The number of people living in the capital will reach 9.7 million in mid-2024, according to projections.
This amounts to a rise of just under 1.2 million, or 13.7%, compared to the level 10 years earlier.
The East (8.9%) and South East (8.1%) regions are also set to grow at a faster rate than the rest of England as a whole over the decade from mid-2014, according to a new study published by the Office for National Statistics.
Of the projected growth in London, natural change - the difference between births and deaths - is expected to account for 10.4 percentage points of the growth.
The remaining 3.2 percentage points are attributable to migration, resulting in part from a 10.2 percentage point increase from international migration - equivalent to around 870,000 people. This is offset by a change of minus seven percentage points from "within UK" migration - meaning there is a net outflow of people from the capital to other parts of the country.
The figures were revealed as statisticians published a breakdown of the estimated growth in the number of people living in regions and local authorities.
Previously published projections showed the population of England as a whole is expected to rise by more than four million over a decade to reach 58.4 million in 2024.
Nine out of the 10 local authorities with the highest projected population growth between mid-2014 and mid-2024 were in London.
Projected change for local authorities ranged from a fall of 4.3% in Barrow-in-Furness, Cumbria, to growth of 25.1% for Tower Hamlets in east London over the 10 years.
The number of local authorities in England where more than a quarter of the population are aged 65 and over is projected to increase from 28 out of 326 in mid-2014 to 84 areas in mid-2024, the report added.
Suzie Dunsmith, of the Population Projections Unit, Office for National Statistics, said: "All regions of England are projected to see an increase in their population size over the next decade, with London, the East of England and South East projected to grow faster than the country as a whole.

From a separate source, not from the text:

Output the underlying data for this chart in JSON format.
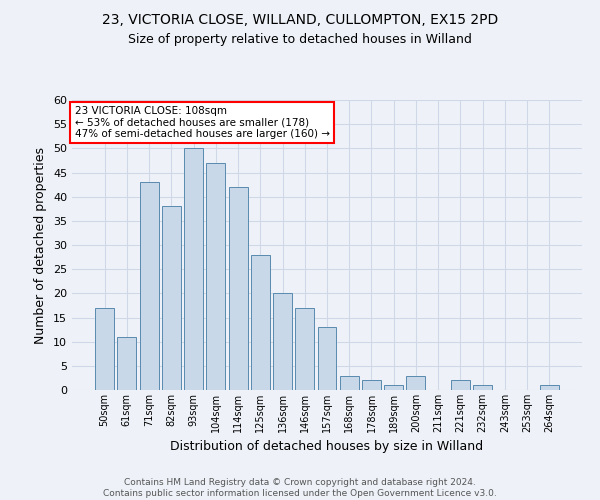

"The population is also ageing with all regions seeing a faster growth in those aged 65 and over than in younger age groups."
Simon Ross, chief executive of the charity Population Matters, described the figures as "a wake-up call".

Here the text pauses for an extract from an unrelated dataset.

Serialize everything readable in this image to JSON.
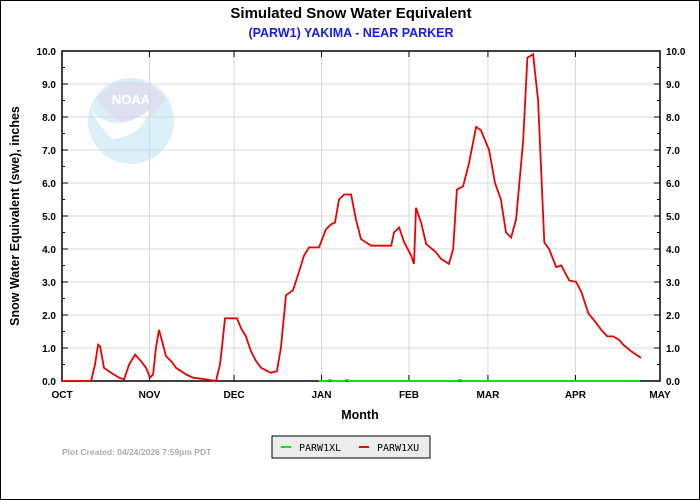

He added: "High rates of population growth are projected across many of England's regions. This has substantial implications: we will be struggling even harder for school places, health services will be further stretched and the housing crisis will spiral even further out of control.
"And if these projections are right, it is not only affordability and quality of life that will suffer, but air quality, biodiversity and the wider environment.

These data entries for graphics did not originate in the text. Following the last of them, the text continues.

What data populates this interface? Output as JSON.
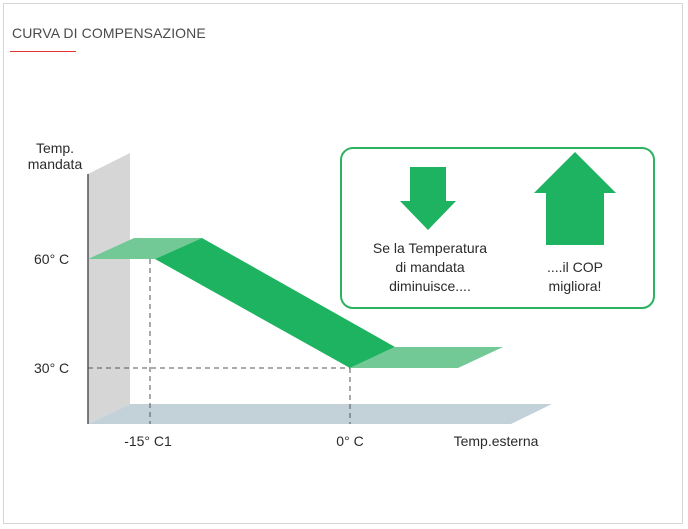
{
  "header": {
    "title": "CURVA DI COMPENSAZIONE"
  },
  "diagram": {
    "y_axis_label_line1": "Temp.",
    "y_axis_label_line2": "mandata",
    "x_axis_label": "Temp.esterna",
    "y_ticks": [
      "60° C",
      "30° C"
    ],
    "x_ticks": [
      "-15° C1",
      "0° C"
    ],
    "info_box": {
      "down_text_line1": "Se la Temperatura",
      "down_text_line2": "di mandata",
      "down_text_line3": "diminuisce....",
      "up_text_line1": "....il COP",
      "up_text_line2": "migliora!"
    },
    "colors": {
      "dark_green": "#1db360",
      "light_green": "#72c996",
      "wall": "#d6d6d6",
      "floor": "#c3d1d9",
      "box_border": "#2db360",
      "accent_red": "#e3342f"
    }
  }
}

"Policy makers must sit up and take notice. More must be done to educate, inform and raise awareness about the benefits of sustainable population and family size."
Alp Mehmet, vice chairman of campaign group Migration Watch UK, said: "The population of England is projected to grow by 4.1 million over the next 10 years, the majority of which is down to the effects of international migration.
"The country is already facing a housing crisis and there is huge pressure on GP services. Meanwhile there is projected to be a shortfall in primary school places in the very near future. These figures can only make a bad situation a whole lot worse."